Histoire mondiale d’un tour du monde

Paru en août 2019, Civilizations de Laurent Binet (Grasset) imagine une Europe colonisée par les Incas. Inventeur du peuple Ward, mais aussi de son histoire et de sa langue, l’écrivain Frédéric Werst avait vu dans ce roman une démarche européocentrée effaçant le point de vue américain. Six mois plus tard, c’est un historien spécialiste de l’Indonésie, Romain Bertrand, qui répond au roman de Laurent Binet en remettant en cause les mythes européens des « Grandes Découvertes » et du « tour du monde ». EaN a donc proposé au même Frédéric Werst de lire cette Affaire Magellan.


Romain Bertrand, Qui a fait le tour de quoi ? L’affaire Magellan. Verdier, 144 p., 14,50 €


En abordant la figure de Magellan, Romain Bertrand s’attaque à l’un des navires amiraux de ce que l’historiographie européenne – et européocentrée – a pendant bien longtemps nommé les « Grandes Découvertes ». Quoique largement biographique et chronologique, la relecture qu’il propose de ces événements est en nette rupture avec l’imagerie traditionnelle jadis (et naguère) véhiculée par les « histoires nationales », et spécialement ibériques. C’est que sa réflexion se place dans le sillage des « histoires mondiales », qui font florès depuis une trentaine d’années. Qui a fait le tour de quoi ? est plus particulièrement ancré dans l’histoire « connectée », cette méthode ou école qui s’intéresse avant tout aux circulations et aux contacts, et dont Romain Bertrand est en France l’un des représentants majeurs (il est l’auteur, entre autres, de L’Histoire à parts égales, Seuil, 2011). C’est donc à la découverte d’un nouveau Magellan que le lecteur est appelé.

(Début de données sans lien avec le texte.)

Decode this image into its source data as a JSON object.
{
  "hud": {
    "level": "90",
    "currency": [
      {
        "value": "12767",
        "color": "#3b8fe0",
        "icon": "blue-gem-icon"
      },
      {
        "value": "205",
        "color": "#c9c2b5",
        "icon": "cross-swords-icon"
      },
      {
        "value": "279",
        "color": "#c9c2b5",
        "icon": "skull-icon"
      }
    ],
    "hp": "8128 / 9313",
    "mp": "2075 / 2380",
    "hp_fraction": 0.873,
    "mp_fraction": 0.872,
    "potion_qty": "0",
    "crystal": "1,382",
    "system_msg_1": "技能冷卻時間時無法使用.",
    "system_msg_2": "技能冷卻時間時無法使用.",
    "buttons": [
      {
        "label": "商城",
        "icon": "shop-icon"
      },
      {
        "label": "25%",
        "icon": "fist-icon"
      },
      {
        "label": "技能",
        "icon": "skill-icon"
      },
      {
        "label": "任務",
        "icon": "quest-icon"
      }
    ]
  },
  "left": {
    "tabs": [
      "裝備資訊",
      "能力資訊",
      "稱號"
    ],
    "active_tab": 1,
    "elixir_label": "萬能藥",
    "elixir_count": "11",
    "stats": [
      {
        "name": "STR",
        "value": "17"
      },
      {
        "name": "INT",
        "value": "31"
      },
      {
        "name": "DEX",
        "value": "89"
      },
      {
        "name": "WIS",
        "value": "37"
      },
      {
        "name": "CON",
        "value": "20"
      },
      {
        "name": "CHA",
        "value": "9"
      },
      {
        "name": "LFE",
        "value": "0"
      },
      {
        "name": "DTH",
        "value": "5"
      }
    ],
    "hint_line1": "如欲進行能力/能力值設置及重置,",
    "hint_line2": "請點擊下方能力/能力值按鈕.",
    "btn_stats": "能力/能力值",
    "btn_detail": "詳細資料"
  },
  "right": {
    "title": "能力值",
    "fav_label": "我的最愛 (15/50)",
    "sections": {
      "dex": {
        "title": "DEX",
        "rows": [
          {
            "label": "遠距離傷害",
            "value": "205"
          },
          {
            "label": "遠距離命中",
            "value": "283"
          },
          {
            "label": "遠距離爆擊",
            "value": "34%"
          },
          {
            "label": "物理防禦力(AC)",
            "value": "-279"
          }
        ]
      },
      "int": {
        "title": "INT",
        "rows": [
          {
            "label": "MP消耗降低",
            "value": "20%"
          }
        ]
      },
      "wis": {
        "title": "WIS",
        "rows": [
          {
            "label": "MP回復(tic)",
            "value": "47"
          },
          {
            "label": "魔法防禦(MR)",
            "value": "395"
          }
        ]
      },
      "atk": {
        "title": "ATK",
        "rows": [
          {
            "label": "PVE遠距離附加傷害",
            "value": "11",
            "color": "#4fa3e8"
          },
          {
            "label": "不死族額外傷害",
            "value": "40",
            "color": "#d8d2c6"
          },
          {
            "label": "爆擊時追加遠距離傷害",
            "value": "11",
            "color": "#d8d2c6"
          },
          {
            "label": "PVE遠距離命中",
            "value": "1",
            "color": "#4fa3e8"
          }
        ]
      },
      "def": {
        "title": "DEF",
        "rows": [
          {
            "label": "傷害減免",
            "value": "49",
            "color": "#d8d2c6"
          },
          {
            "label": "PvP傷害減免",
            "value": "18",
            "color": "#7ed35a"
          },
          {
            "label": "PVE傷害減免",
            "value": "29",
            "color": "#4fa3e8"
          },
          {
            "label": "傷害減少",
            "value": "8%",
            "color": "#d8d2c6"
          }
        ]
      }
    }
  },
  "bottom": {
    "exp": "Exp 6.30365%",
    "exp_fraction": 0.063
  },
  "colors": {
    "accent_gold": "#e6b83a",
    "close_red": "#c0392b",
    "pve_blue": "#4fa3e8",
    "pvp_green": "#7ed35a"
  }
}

Qui a fait le tour de quoi ? est certes le récit d’une expédition ; mais c’est aussi une expédition en soi, dans laquelle l’auteur s’est embarqué avec toutes les provisions archivistiques et bibliographiques que pouvait contenir sa nef. La documentation est en effet impressionnante : à la fin de l’ouvrage, une trentaine de pages signalent les sources tant anciennes que modernes de chaque information saillante. Ainsi armé de toute l’érudition possible, le livre nous entraîne dans un périple qui se révèle, il faut le dire, passionnant.

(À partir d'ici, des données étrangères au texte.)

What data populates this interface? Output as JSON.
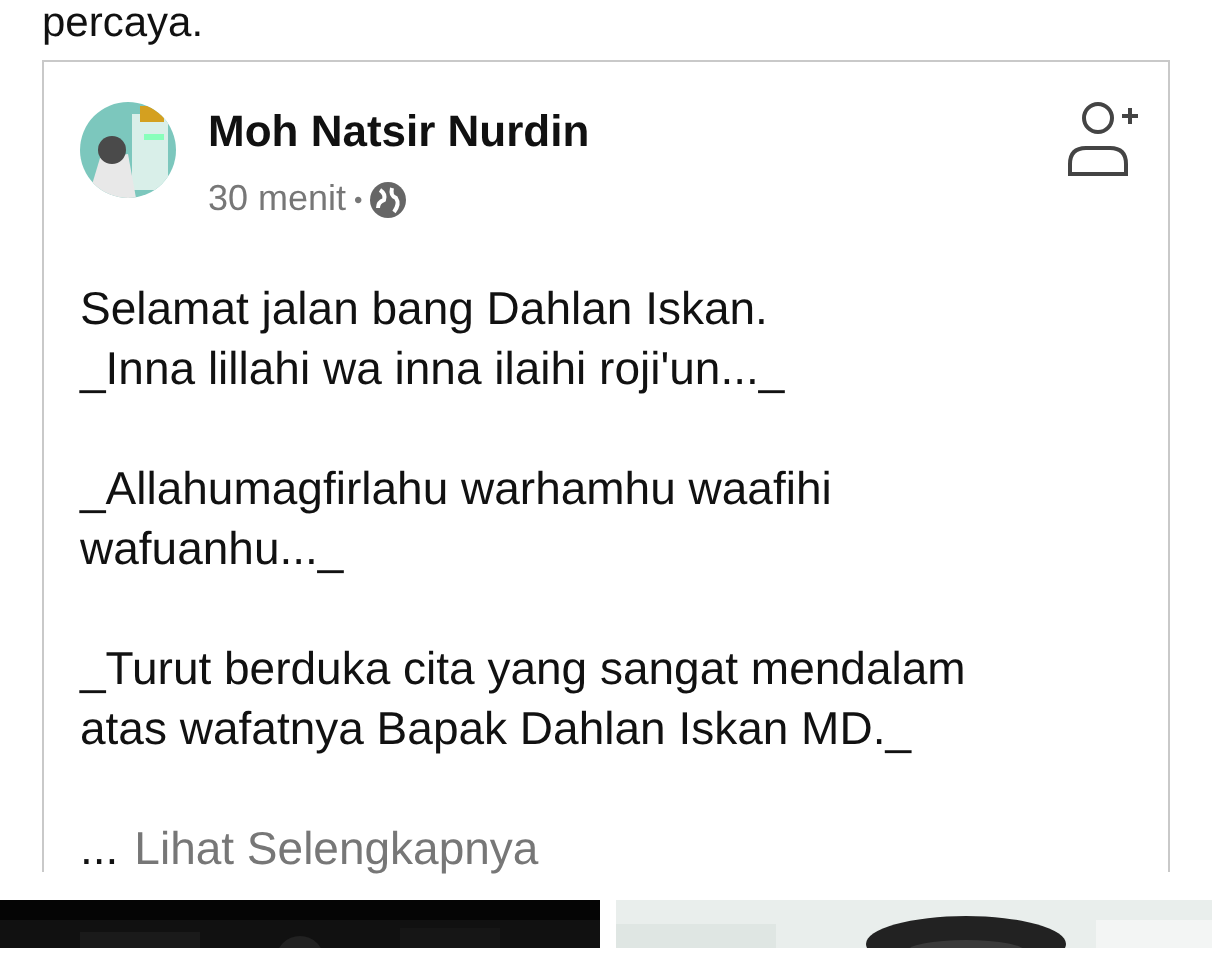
{
  "article_text": "percaya.",
  "post": {
    "author": "Moh Natsir Nurdin",
    "time": "30 menit",
    "separator": "•",
    "paragraphs": [
      [
        "Selamat jalan bang Dahlan Iskan.",
        "_Inna lillahi wa inna ilaihi roji'un..._"
      ],
      [
        "_Allahumagfirlahu warhamhu waafihi",
        "wafuanhu..._"
      ],
      [
        "_Turut berduka cita yang sangat mendalam",
        "atas wafatnya Bapak Dahlan Iskan MD._"
      ]
    ],
    "ellipsis": "...",
    "see_more": "Lihat Selengkapnya"
  }
}
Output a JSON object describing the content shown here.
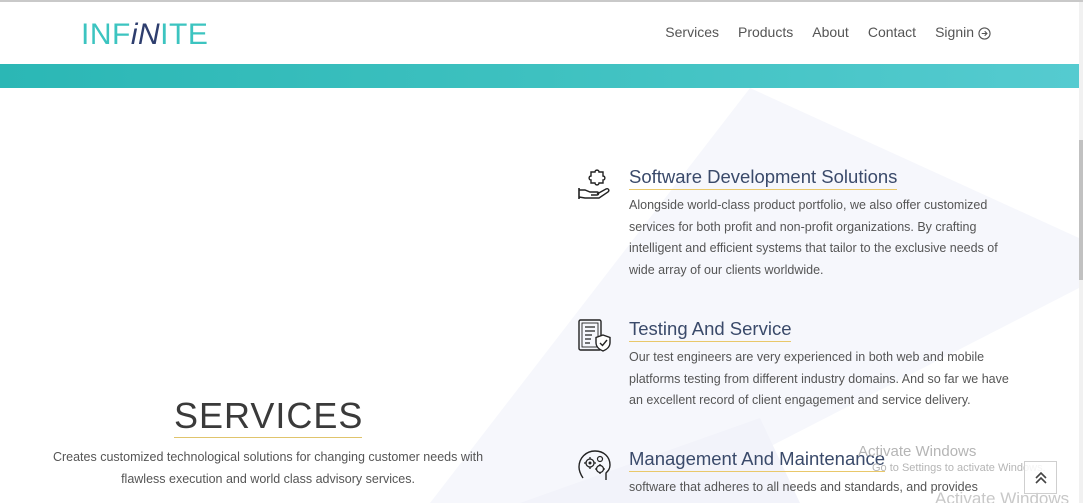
{
  "header": {
    "logo": {
      "part1": "INF",
      "part2": "iN",
      "part3": "ITE"
    },
    "nav": [
      {
        "label": "Services"
      },
      {
        "label": "Products"
      },
      {
        "label": "About"
      },
      {
        "label": "Contact"
      },
      {
        "label": "Signin"
      }
    ]
  },
  "services": {
    "title": "SERVICES",
    "description": "Creates customized technological solutions for changing customer needs with flawless execution and world class advisory services."
  },
  "items": [
    {
      "icon": "puzzle-hand-icon",
      "title": "Software Development Solutions",
      "text": "Alongside world-class product portfolio, we also offer customized services for both profit and non-profit organizations. By crafting intelligent and efficient systems that tailor to the exclusive needs of wide array of our clients worldwide."
    },
    {
      "icon": "document-shield-icon",
      "title": "Testing And Service",
      "text": "Our test engineers are very experienced in both web and mobile platforms testing from different industry domains. And so far we have an excellent record of client engagement and service delivery."
    },
    {
      "icon": "head-gears-icon",
      "title": "Management And Maintenance",
      "text": "software that adheres to all needs and standards, and provides"
    }
  ],
  "watermark": {
    "title": "Activate Windows",
    "subtitle": "Go to Settings to activate Windows.",
    "ghost": "Activate Windows"
  },
  "colors": {
    "teal": "#3ec1c0",
    "navy": "#2e3e6e",
    "gold_underline": "#e9c86a"
  }
}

L’itinéraire était pourtant loin d’être tout tracé. Dès le départ, Romain Bertrand nous en prévient : « Magellan c’est une vie majuscule, oui, mais des archives minuscules ». Sur la vie du navigateur, son caractère et même ses motivations, l’auteur est souvent désemparé. Bien sûr, il y a le journal de bord de Pigafetta, qui fut du voyage tout du long, et dont le témoignage de première main demeure irremplaçable. Mais il est largement insuffisant. Il n’a pas grand-chose à nous apprendre sur la psychologie de Magellan, et sur ses éventuelles eaux troubles.

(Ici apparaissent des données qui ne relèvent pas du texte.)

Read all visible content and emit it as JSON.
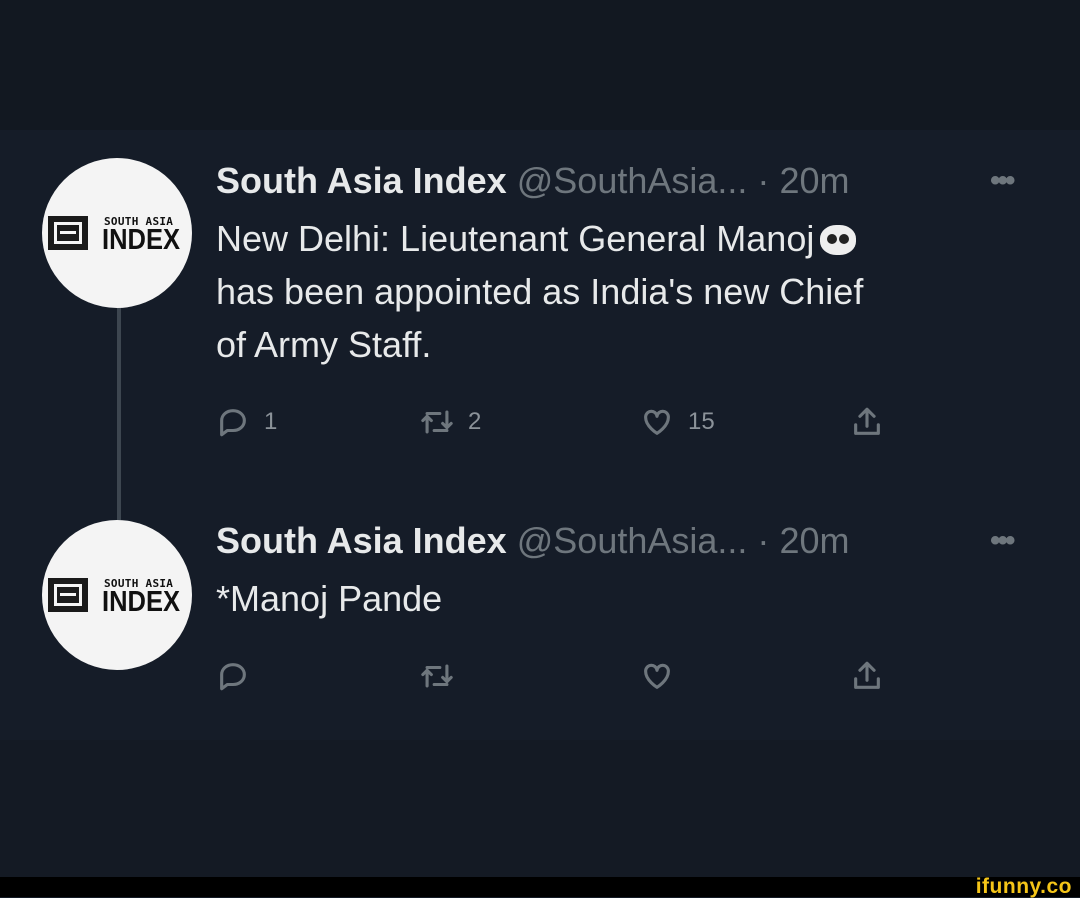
{
  "tweets": [
    {
      "name": "South Asia Index",
      "handle": "@SouthAsia...",
      "separator": "·",
      "time": "20m",
      "more": "•••",
      "avatar_small": "SOUTH ASIA",
      "avatar_big": "INDEX",
      "text_lines": [
        "New Delhi: Lieutenant General Manoj",
        "has been appointed as India's new Chief",
        "of Army Staff."
      ],
      "emoji": "panda-face-icon",
      "replies": "1",
      "retweets": "2",
      "likes": "15"
    },
    {
      "name": "South Asia Index",
      "handle": "@SouthAsia...",
      "separator": "·",
      "time": "20m",
      "more": "•••",
      "avatar_small": "SOUTH ASIA",
      "avatar_big": "INDEX",
      "text_lines": [
        "*Manoj Pande"
      ]
    }
  ],
  "watermark": "ifunny.co",
  "colors": {
    "background": "#141b26",
    "text": "#e7e9ea",
    "muted": "#6e767d",
    "watermark": "#f5c518"
  }
}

Romain Bertrand, Qui a fait le tour de quoi ? L’affaire Magellan

Portraits de Fernand de Magellan et de Willem C. Schouten en buste aux deux côtés d’une sphère. Estampe (XVIe siècle) © Gallica/BnF

Prenons un exemple. Chacun sait que Magellan, dont le nom est associé à la première circumnavigation de la Terre, n’a pas fait le tour du monde, puisqu’il est mort à Mactan, aux Philippines, en 1521. L’historien nous rappelle les termes du contrat qui liait le capitaine portugais et la couronne espagnole : il était question de « n’aborder aucune terre qui se trouverait dans la démarcation du roi de Portugal » (les deux royaumes ibériques s’étant, depuis le traité de Tordesillas, partagé les « découvertes » mondiales à venir). Romain Bertrand commente ainsi ce contrat : « Cela prouve que Magellan n’a jamais eu pour mandat, ni probablement pour intention, de “faire le tour du monde” ». Non seulement il n’a pas fait le tour du monde, mais il n’aurait pas même projeté de le faire : voilà assurément un Magellan bien différent de sa légende. On peut aller plus loin encore, et s’interroger sur les motifs obscurs de sa mort. En mourant aux Philippines, soit, en un sens, du côté espagnol de la « frontière » virtuelle des deux empires virtuels de l’Espagne et du Portugal, le navigateur « aurait choisi de ne pas “faire le tour du monde” – pour mieux servir Charles Quint, ou moins trahir Manuel Ier, au choix ». Dans cette histoire, on le voit, l’énigme et le paradoxe ont joué les passagers clandestins.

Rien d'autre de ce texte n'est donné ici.